無機材料と有機材料とを組み合わせて防湿層を構成すると、柔軟な層でありながら、低い透湿係数を容易に達成できる。無機材料と有機材料とを組み合わせると、有機材料を単独で用いた場合に比べて、1/100程度にまで透湿係数を低下させることができる。
【0041】
無機材料と有機材料とを組み合わせる場合は、有機材料として前述した水蒸気透過係数が低いポリマーを使用し、それを無機材料のバインダーとして機能させることが好ましい。
無機材料は、酸化物が好ましい。無機材料の例には、二酸化珪素、アルミナ、タルク、雲母、珪藻土、酸化チタン、テニオライト、モンモリロナイト、サポナイト、ヘクトライトおよびリン酸ジルコニウムが含まれる。
無機材料の形状は、層状であることが好ましい。層状の無機材料としては、雲母およびタルクが好ましい。
【0042】
天然雲母および合成雲母のいずれも好ましく用いられる。天然雲母の例には、白雲母(アスペクト比:25)、ソーダ雲母(アスペクト比:50)、金雲母(アスペクト比:105)、黒雲母(アスペクト比:215)および鱗雲母(アスペクト比:525)が含まれる。合成雲母の例には、フッ素金雲母(アスペクト比:825)、カリ四ケイ素雲母(アスペクト比:950)、Naテトラシリシックマイカ(アスペクト比:3000)、Na又はLiテニオライト(アスペクト比:1万)、モンモリオナイト系のNa又はLiヘクトライト(アスペクト比:3万)が含まれる。フッ素金雲母およびカリ四ケイ素雲母は、非膨潤性雲母に分類され、他の合成雲母は、膨潤性雲母に分類される。合成スメクタイト(アスペクト比:8万)も、層状無機化合物として利用できる。合成雲母が好ましく、フッ素系の膨潤性雲母が特に特に好ましい。
【0043】
無機層状化合物のアスペクト比は、20乃至10万が好ましく、100乃至5万がさらに好ましく、200乃至1万が最も好ましい。アスペクト比は、粒子の長径に対する厚さの比である。

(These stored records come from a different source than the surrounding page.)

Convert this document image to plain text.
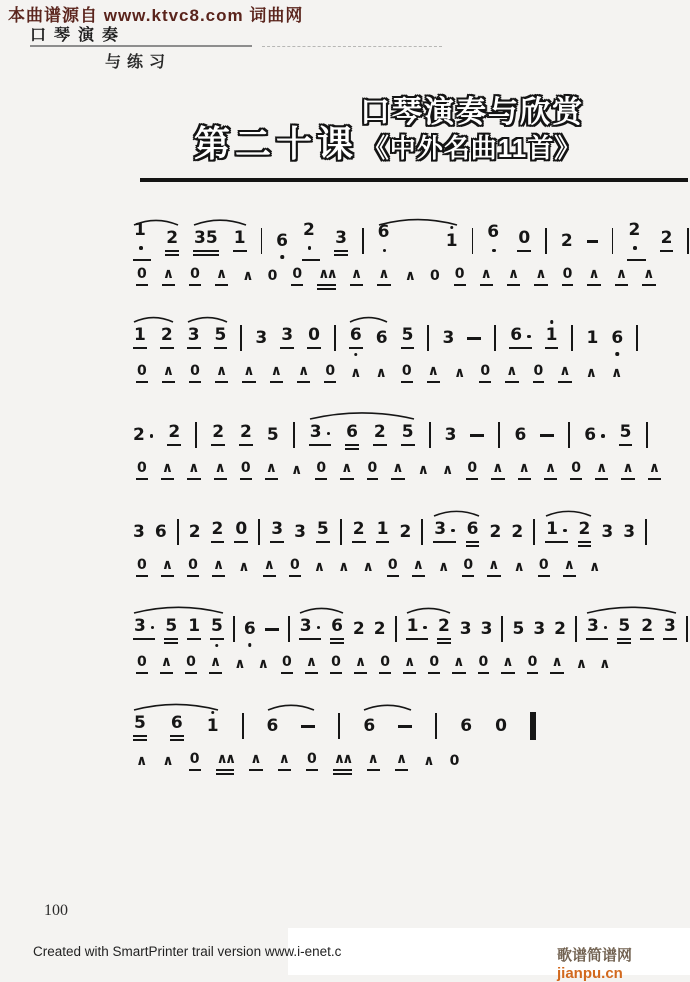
本曲谱源自 www.ktvc8.com 词曲网
口琴演奏
与练习
第二十课
口琴演奏与欣赏
《中外名曲11首》
1	2 35 1 6
2	3 6	1 6 0 2
2	2
0 ∧ 0 ∧ ∧ 0 0 ∧∧ ∧ ∧ ∧ 0 0 ∧ ∧ ∧ 0 ∧ ∧ ∧
1 2 3 5 3 3 0 6 6 5 3	6	1 1 6
0 ∧ 0 ∧ ∧ ∧ ∧ 0 ∧ ∧ 0 ∧ ∧ 0 ∧ 0 ∧ ∧ ∧
2	2 2 2 5 3	6 2 5 3	6	6	5
0 ∧ ∧ ∧ 0 ∧ ∧ 0 ∧ 0 ∧ ∧ ∧ 0 ∧ ∧ ∧ 0 ∧ ∧ ∧
3 6 2 2 0 3 3 5 2 1 2 3	6 2 2 1	2 3 3
0 ∧ 0 ∧ ∧ ∧ 0 ∧ ∧ ∧ 0 ∧ ∧ 0 ∧ ∧ 0 ∧ ∧
3	5 1 5 6	3	6 2 2 1	2 3 3 5 3 2 3	5 2 3
0 ∧ 0 ∧ ∧ ∧ 0 ∧ 0 ∧ 0 ∧ 0 ∧ 0 ∧ 0 ∧ ∧ ∧
5 6 1	6	6	6 0
∧ ∧ 0 ∧∧ ∧ ∧ 0 ∧∧ ∧ ∧ ∧ 0
100
Created with SmartPrinter trail version www.i-enet.c	歌谱简谱网 jianpu.cn
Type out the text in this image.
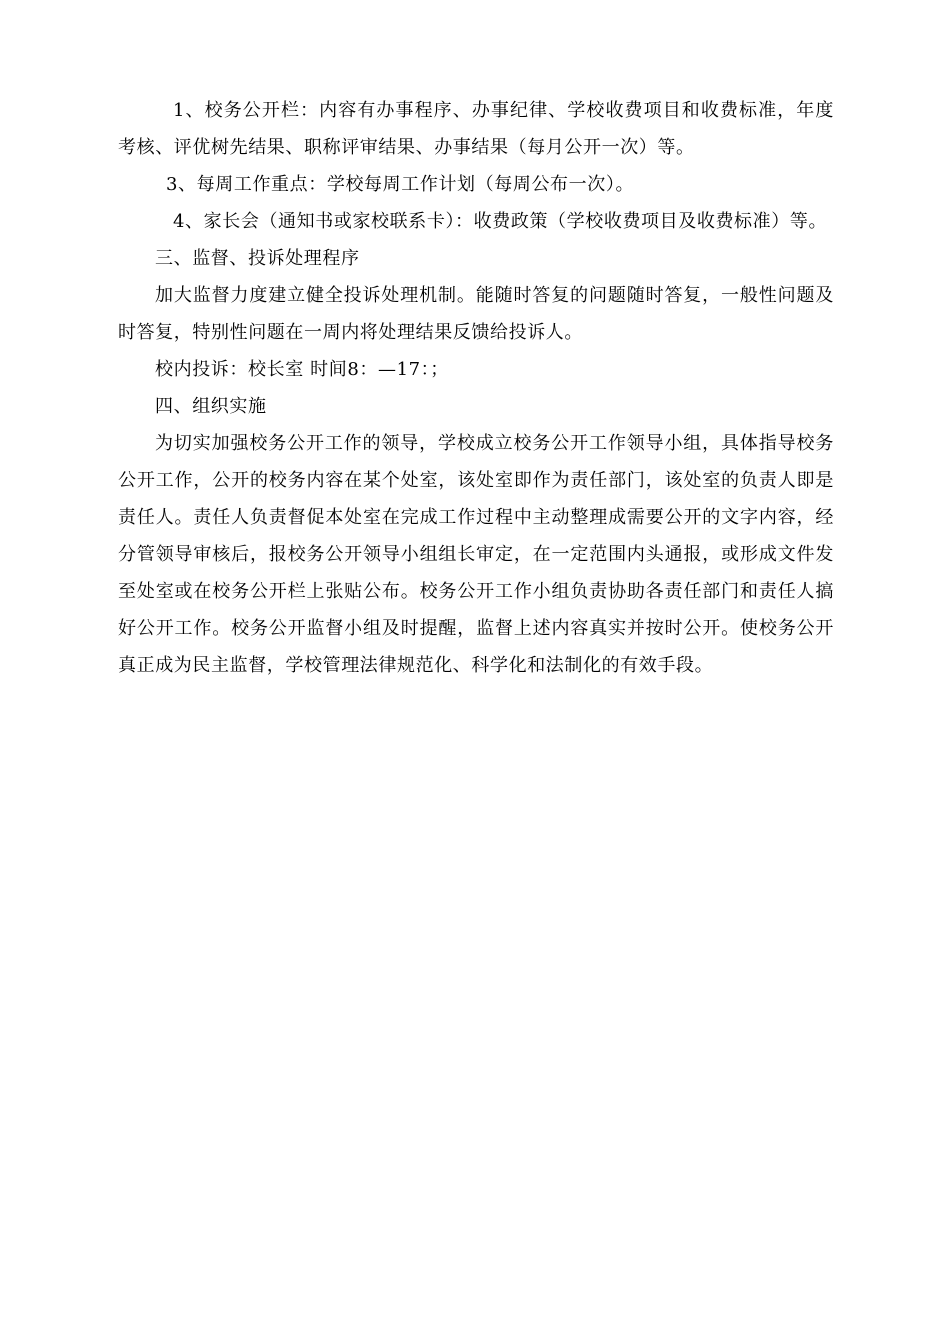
1、校务公开栏：内容有办事程序、办事纪律、学校收费项目和收费标准，年度考核、评优树先结果、职称评审结果、办事结果（每月公开一次）等。

3、每周工作重点：学校每周工作计划（每周公布一次）。

4、家长会（通知书或家校联系卡）：收费政策（学校收费项目及收费标准）等。

三、监督、投诉处理程序

加大监督力度建立健全投诉处理机制。能随时答复的问题随时答复，一般性问题及时答复，特别性问题在一周内将处理结果反馈给投诉人。

校内投诉：校长室 时间8：—17：；

四、组织实施

为切实加强校务公开工作的领导，学校成立校务公开工作领导小组，具体指导校务公开工作，公开的校务内容在某个处室，该处室即作为责任部门，该处室的负责人即是责任人。责任人负责督促本处室在完成工作过程中主动整理成需要公开的文字内容，经分管领导审核后，报校务公开领导小组组长审定，在一定范围内头通报，或形成文件发至处室或在校务公开栏上张贴公布。校务公开工作小组负责协助各责任部门和责任人搞好公开工作。校务公开监督小组及时提醒，监督上述内容真实并按时公开。使校务公开真正成为民主监督，学校管理法律规范化、科学化和法制化的有效手段。
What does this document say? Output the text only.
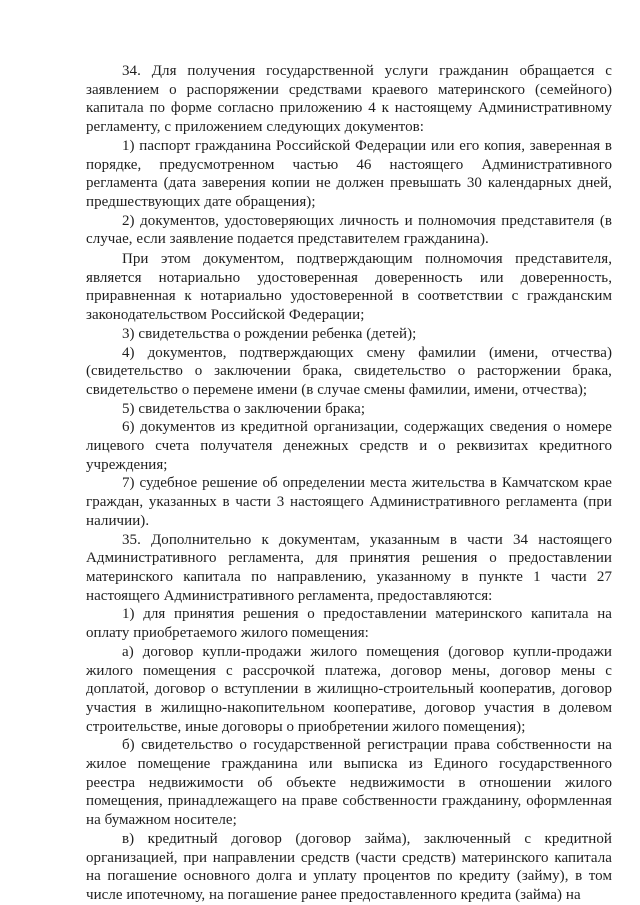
34. Для получения государственной услуги гражданин обращается с заявлением о распоряжении средствами краевого материнского (семейного) капитала по форме согласно приложению 4 к настоящему Административному регламенту, с приложением следующих документов:

1) паспорт гражданина Российской Федерации или его копия, заверенная в порядке, предусмотренном частью 46 настоящего Административного регламента (дата заверения копии не должен превышать 30 календарных дней, предшествующих дате обращения);

2) документов, удостоверяющих личность и полномочия представителя (в случае, если заявление подается представителем гражданина).

При этом документом, подтверждающим полномочия представителя, является нотариально удостоверенная доверенность или доверенность, приравненная к нотариально удостоверенной в соответствии с гражданским законодательством Российской Федерации;

3) свидетельства о рождении ребенка (детей);

4) документов, подтверждающих смену фамилии (имени, отчества) (свидетельство о заключении брака, свидетельство о расторжении брака, свидетельство о перемене имени (в случае смены фамилии, имени, отчества);

5) свидетельства о заключении брака;

6) документов из кредитной организации, содержащих сведения о номере лицевого счета получателя денежных средств и о реквизитах кредитного учреждения;

7) судебное решение об определении места жительства в Камчатском крае граждан, указанных в части 3 настоящего Административного регламента (при наличии).

35. Дополнительно к документам, указанным в части 34 настоящего Административного регламента, для принятия решения о предоставлении материнского капитала по направлению, указанному в пункте 1 части 27 настоящего Административного регламента, предоставляются:

1) для принятия решения о предоставлении материнского капитала на оплату приобретаемого жилого помещения:

а) договор купли-продажи жилого помещения (договор купли-продажи жилого помещения с рассрочкой платежа, договор мены, договор мены с доплатой, договор о вступлении в жилищно-строительный кооператив, договор участия в жилищно-накопительном кооперативе, договор участия в долевом строительстве, иные договоры о приобретении жилого помещения);

б) свидетельство о государственной регистрации права собственности на жилое помещение гражданина или выписка из Единого государственного реестра недвижимости об объекте недвижимости в отношении жилого помещения, принадлежащего на праве собственности гражданину, оформленная на бумажном носителе;

в) кредитный договор (договор займа), заключенный с кредитной организацией, при направлении средств (части средств) материнского капитала на погашение основного долга и уплату процентов по кредиту (займу), в том числе ипотечному, на погашение ранее предоставленного кредита (займа) на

無機層状化合物の平均長径は、0.3乃至20μmが好ましく、0.5乃至10μmがさらに好ましく、1乃至5μmが最も好ましい。無機層状化合物の平均厚さは、0.1μm未満が好ましく、0.05μm未満がさらに好ましく、0.01μm未満が最も好ましい。
【0044】
無機材料と有機材料とを組み合わせて使用する場合、無機材料の量は有機材料の量に対して、1乃至50質量%であることが好ましく、3乃至40質量%であることがさらに好ましく、6乃至30質量%であることが最も好ましい。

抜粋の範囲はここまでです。